Attorneys Stephen Korshak and Lee Karina Dani

When can you distribute assets from an estate?

On Behalf of | Feb 12, 2022 | Estate Administration |

If your loved one has passed away and you are the executor, the first thing to remember is that you have to make sure you pay out creditors and cover debts with the assets belonging to the estate before you dole out those assets to the beneficiaries. While you may want to make sure that people get the assets they’re entitled to as soon as possible, doing so too soon could lead to problems.

When you’re an executor, you may feel like you have to get a lot of things done at once, but you do have to make sure you go in the right order. There is a logical order of events that has to take place, and if you don’t follow the right order, you could end up facing penalties.

You can’t distribute assets until you know what they’re worth

One thing to remember is that you can’t distribute assets until you know what they’re worth.

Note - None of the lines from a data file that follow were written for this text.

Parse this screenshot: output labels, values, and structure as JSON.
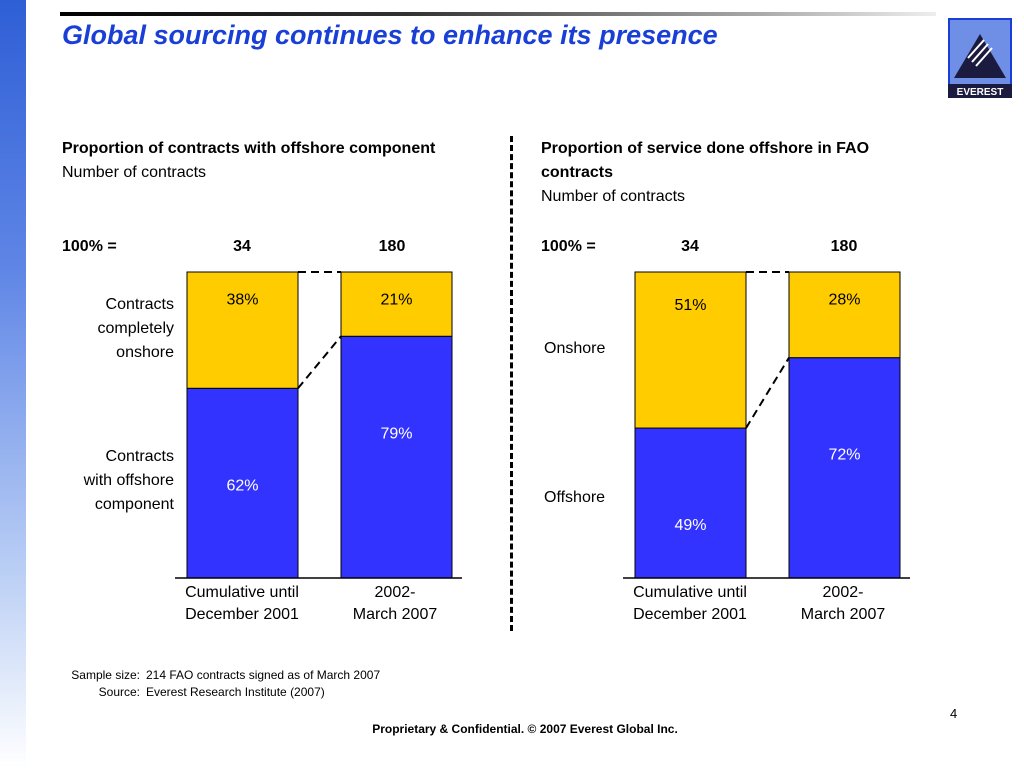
{
  "title": "Global sourcing continues to enhance its presence",
  "logo_text": "EVEREST",
  "colors": {
    "blue": "#3333ff",
    "yellow": "#ffcc00",
    "title": "#1a3fd6"
  },
  "left_panel": {
    "heading_bold": "Proportion of contracts with offshore component",
    "heading_sub": "Number of contracts",
    "total_label": "100% =",
    "totals": [
      "34",
      "180"
    ],
    "row_labels": {
      "top": [
        "Contracts",
        "completely",
        "onshore"
      ],
      "bottom": [
        "Contracts",
        "with offshore",
        "component"
      ]
    }
  },
  "right_panel": {
    "heading_bold": "Proportion of service done offshore in FAO contracts",
    "heading_sub": "Number of contracts",
    "total_label": "100% =",
    "totals": [
      "34",
      "180"
    ],
    "row_labels": {
      "top": [
        "Onshore"
      ],
      "bottom": [
        "Offshore"
      ]
    }
  },
  "chart_data": [
    {
      "type": "bar",
      "stacked": true,
      "categories": [
        [
          "Cumulative until",
          "December 2001"
        ],
        [
          "2002-",
          "March 2007"
        ]
      ],
      "series": [
        {
          "name": "Contracts with offshore component",
          "values": [
            62,
            79
          ],
          "color": "#3333ff"
        },
        {
          "name": "Contracts completely onshore",
          "values": [
            38,
            21
          ],
          "color": "#ffcc00"
        }
      ],
      "value_labels": [
        [
          "62%",
          "79%"
        ],
        [
          "38%",
          "21%"
        ]
      ],
      "ylim": [
        0,
        100
      ]
    },
    {
      "type": "bar",
      "stacked": true,
      "categories": [
        [
          "Cumulative until",
          "December 2001"
        ],
        [
          "2002-",
          "March 2007"
        ]
      ],
      "series": [
        {
          "name": "Offshore",
          "values": [
            49,
            72
          ],
          "color": "#3333ff"
        },
        {
          "name": "Onshore",
          "values": [
            51,
            28
          ],
          "color": "#ffcc00"
        }
      ],
      "value_labels": [
        [
          "49%",
          "72%"
        ],
        [
          "51%",
          "28%"
        ]
      ],
      "ylim": [
        0,
        100
      ]
    }
  ],
  "notes": {
    "sample_key": "Sample size:",
    "sample_val": "214 FAO contracts signed as of March 2007",
    "source_key": "Source:",
    "source_val": "Everest Research Institute (2007)"
  },
  "footer": "Proprietary & Confidential. © 2007 Everest Global Inc.",
  "page_number": "4"
}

For example, if you have a house full of furniture that belongs to the estate, you’ll need appraisals before you can use those to cover final expenses or sell them for the benefit of the estate.

Even once you know what assets are worth, you may need to sell them off instead of passing them on to beneficiaries. An executor typically has to cover all final expenses before passing on assets. That means that all creditor claims, funeral expenses and other items have to be covered before assets are passed on.

That being said, some assets may be passed on sooner, like those in trusts or those that are outside the probate process.

Distributing assets early could be a bad idea

While you might want to distribute assets out of the estate sooner rather than later, this action could come back to haunt you. It’s a better idea to wait to release assets until you know that there are no further debts. Otherwise, you could end up having to take back certain assets or could be penalized for failing to do what you needed to do in the right order as the executor of the estate.